日本ハムの前身にあたる東映フライヤーズは、1946年は「セネタース」、1947年および 1949年〜1953年は「東急フライヤーズ」、1948年は「急映フライヤーズ」という変遷を経て、1954年から「東映フライヤーズ」となった。
この時代の主力選手といえば、「ミスターフライヤーズ」毒島章一、「江戸っ子投法」土橋正幸、「怪童」尾崎行雄、「月に向かって打て」大杉勝男など個性派ぞろい。

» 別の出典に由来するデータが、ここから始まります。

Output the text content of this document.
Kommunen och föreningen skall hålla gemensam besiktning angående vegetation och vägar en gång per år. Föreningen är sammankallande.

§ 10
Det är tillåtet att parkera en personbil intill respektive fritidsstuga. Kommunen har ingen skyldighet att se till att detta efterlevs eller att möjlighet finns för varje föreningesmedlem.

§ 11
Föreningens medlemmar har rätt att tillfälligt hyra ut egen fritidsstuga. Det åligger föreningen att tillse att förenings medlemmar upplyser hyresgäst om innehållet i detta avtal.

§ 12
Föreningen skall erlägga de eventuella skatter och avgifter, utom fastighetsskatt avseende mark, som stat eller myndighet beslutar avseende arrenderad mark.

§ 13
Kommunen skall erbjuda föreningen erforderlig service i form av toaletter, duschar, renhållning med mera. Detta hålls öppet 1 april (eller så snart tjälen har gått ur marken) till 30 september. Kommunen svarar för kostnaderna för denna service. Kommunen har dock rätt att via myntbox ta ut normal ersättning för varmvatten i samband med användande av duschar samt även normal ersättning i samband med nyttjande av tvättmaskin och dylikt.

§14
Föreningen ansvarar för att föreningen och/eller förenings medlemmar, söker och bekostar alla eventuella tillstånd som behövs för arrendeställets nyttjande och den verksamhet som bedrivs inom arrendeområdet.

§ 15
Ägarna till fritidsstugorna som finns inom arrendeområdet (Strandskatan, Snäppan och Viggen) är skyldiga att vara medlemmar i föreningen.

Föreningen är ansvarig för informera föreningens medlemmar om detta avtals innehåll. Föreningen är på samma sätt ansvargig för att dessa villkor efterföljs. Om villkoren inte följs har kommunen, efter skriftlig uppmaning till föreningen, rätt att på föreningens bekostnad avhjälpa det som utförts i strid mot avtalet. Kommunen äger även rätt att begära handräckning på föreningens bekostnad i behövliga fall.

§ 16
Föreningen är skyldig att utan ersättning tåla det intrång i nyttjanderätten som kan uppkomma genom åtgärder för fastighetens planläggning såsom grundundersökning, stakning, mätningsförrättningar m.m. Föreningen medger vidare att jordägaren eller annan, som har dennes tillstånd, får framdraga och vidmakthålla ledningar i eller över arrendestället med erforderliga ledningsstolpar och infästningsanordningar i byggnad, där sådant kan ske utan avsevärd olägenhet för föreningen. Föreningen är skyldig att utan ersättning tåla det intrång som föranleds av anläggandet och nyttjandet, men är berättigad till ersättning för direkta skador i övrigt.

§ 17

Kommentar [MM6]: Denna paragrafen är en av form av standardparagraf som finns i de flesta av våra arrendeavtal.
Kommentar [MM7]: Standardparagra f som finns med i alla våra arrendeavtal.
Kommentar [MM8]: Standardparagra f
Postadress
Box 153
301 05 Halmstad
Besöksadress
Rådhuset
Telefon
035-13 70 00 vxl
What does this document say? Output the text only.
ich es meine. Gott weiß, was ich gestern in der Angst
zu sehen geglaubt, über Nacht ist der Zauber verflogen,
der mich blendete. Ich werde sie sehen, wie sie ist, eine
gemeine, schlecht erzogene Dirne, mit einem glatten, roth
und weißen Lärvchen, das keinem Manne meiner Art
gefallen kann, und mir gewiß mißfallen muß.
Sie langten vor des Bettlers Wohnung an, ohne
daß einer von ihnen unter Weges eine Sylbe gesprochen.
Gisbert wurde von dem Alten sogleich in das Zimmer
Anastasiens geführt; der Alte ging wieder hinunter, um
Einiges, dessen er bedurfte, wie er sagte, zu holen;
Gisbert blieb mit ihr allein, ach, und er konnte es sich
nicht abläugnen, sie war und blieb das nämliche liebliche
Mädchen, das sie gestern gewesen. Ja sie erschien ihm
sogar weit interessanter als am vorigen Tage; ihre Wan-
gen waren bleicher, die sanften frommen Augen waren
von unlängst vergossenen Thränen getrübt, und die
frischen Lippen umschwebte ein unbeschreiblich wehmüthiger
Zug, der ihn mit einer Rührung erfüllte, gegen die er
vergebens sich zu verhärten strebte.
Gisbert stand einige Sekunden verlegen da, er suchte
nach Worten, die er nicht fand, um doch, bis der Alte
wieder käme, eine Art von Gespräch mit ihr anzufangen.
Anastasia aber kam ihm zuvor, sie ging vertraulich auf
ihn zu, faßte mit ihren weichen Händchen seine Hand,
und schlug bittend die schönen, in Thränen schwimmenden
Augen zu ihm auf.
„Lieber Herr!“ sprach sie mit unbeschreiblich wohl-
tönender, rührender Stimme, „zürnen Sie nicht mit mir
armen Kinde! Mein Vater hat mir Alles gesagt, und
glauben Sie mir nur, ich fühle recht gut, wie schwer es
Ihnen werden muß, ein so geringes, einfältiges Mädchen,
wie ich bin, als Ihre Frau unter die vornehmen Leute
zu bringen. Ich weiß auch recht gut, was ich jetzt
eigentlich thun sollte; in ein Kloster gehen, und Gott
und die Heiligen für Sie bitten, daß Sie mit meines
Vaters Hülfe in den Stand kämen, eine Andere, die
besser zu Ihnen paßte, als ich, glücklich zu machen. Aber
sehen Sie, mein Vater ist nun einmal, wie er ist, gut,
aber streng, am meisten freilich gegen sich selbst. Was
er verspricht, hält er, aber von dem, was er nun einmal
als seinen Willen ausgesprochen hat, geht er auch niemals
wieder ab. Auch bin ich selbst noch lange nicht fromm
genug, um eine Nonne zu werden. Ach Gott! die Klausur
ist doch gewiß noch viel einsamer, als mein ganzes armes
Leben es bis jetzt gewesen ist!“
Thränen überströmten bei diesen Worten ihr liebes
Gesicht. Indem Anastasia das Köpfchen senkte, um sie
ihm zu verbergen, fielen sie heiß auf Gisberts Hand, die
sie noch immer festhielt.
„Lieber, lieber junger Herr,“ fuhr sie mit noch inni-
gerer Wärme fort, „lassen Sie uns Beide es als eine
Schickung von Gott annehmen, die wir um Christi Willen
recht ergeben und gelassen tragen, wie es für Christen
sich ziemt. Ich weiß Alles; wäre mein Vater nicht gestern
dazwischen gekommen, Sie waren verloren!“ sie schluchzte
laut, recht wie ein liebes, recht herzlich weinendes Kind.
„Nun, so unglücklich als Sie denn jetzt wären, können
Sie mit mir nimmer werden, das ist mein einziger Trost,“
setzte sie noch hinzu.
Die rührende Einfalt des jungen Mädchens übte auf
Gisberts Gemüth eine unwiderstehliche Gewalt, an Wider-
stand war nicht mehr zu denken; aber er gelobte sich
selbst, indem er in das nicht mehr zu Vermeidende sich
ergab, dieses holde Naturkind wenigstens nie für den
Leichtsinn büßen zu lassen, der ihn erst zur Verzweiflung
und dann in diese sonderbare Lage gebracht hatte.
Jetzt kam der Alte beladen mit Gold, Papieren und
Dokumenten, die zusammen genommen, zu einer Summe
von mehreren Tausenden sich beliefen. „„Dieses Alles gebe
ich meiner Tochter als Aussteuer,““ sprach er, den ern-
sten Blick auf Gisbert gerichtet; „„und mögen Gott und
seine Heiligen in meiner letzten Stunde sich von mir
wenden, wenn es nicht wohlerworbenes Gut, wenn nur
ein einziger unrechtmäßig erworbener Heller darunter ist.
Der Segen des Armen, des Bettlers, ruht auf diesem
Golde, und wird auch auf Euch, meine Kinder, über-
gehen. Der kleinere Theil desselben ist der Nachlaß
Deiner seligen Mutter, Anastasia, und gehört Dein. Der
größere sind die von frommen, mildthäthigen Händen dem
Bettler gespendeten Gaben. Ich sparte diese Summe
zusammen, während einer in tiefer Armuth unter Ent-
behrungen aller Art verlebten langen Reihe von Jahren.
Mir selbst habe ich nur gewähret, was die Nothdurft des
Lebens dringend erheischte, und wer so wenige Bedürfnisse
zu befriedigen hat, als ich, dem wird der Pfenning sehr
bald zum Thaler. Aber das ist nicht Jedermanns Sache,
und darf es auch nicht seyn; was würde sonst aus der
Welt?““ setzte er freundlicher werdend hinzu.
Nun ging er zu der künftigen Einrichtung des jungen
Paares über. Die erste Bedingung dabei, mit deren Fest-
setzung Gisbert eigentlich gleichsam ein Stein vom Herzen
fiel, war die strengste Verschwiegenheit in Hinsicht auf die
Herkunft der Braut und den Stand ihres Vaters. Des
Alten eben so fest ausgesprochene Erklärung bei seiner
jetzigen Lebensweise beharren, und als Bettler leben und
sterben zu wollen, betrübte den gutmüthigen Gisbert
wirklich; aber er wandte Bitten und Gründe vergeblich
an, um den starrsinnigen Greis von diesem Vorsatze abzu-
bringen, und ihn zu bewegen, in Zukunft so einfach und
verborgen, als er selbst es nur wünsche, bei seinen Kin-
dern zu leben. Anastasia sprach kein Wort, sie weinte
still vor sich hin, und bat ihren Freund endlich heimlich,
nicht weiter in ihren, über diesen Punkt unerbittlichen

そのなかでも最も印象深い選手といえば、日曜朝のテレビ番組でもおなじみの張本勲だろう。
1959年に入団した張本は高卒新人ながらいきなり新人王を獲得すると、2年目に打率3割超え、3年目に首位打者とスター街道を爆進。NPB歴代1位の通算3085安打は不滅の金字塔であり、504本塁打は歴代7位タイだ。
1962年は、巨人の監督から東映に招聘された水原茂監督の2年目。前年にシーズンの終盤まで南海と首位争いをして2位に敗れた悔しさをバネに、東映は開幕から猛ダッシュを決めた。
オールスターゲームまでに30もの貯金を稼ぐと、その勢いのままにシーズンを制して初のリーグ優勝。さらに日本シリーズでも阪神を4勝2敗1分で破り、念願の日本一に輝く。
なお張本がシーズンMVP、土橋と種茂雅之が日本シリーズMVPを受賞、尾崎が新人王を獲得した。昨年までに67回行われている日本シリーズでMVPを2選手が受賞したのはこの時が唯一となっている。
東映フライヤーズは、水原監督が在任した7年間は常にAクラスを保っていたが、監督が交代してからは失速。当時の球界を震撼させた「黒い霧事件」によるファン離れや、親会社の基盤である映画産業の斜陽化の影響もあって東映は球団を手放した。
売却先は不動産会社の日拓ホームで、1973年に「日拓ホームフライヤーズ」となった。この時代の特徴といえば、毎試合違うユニフォームを着用する「七色のユニフォーム」が有名だが、今から思うと最先端の発想だったのかもしれない。
しかし、日拓ホームはわずか1年で球団経営から撤退。その後、日本ハムが新オーナーとなり、球団名も「日本ハムファイターズ」とあらためられた。
球団名も変わり、本拠地も2004年に東京から遠く離れた北海道に移転したため、現在は東映フライヤーズの面影はほとんどない。しかし、年に数回開催される東京ドーム興行に訪れる在京ファンのなかには、今のチームにかつてのフライヤーズを投影している人もいるかもしれない。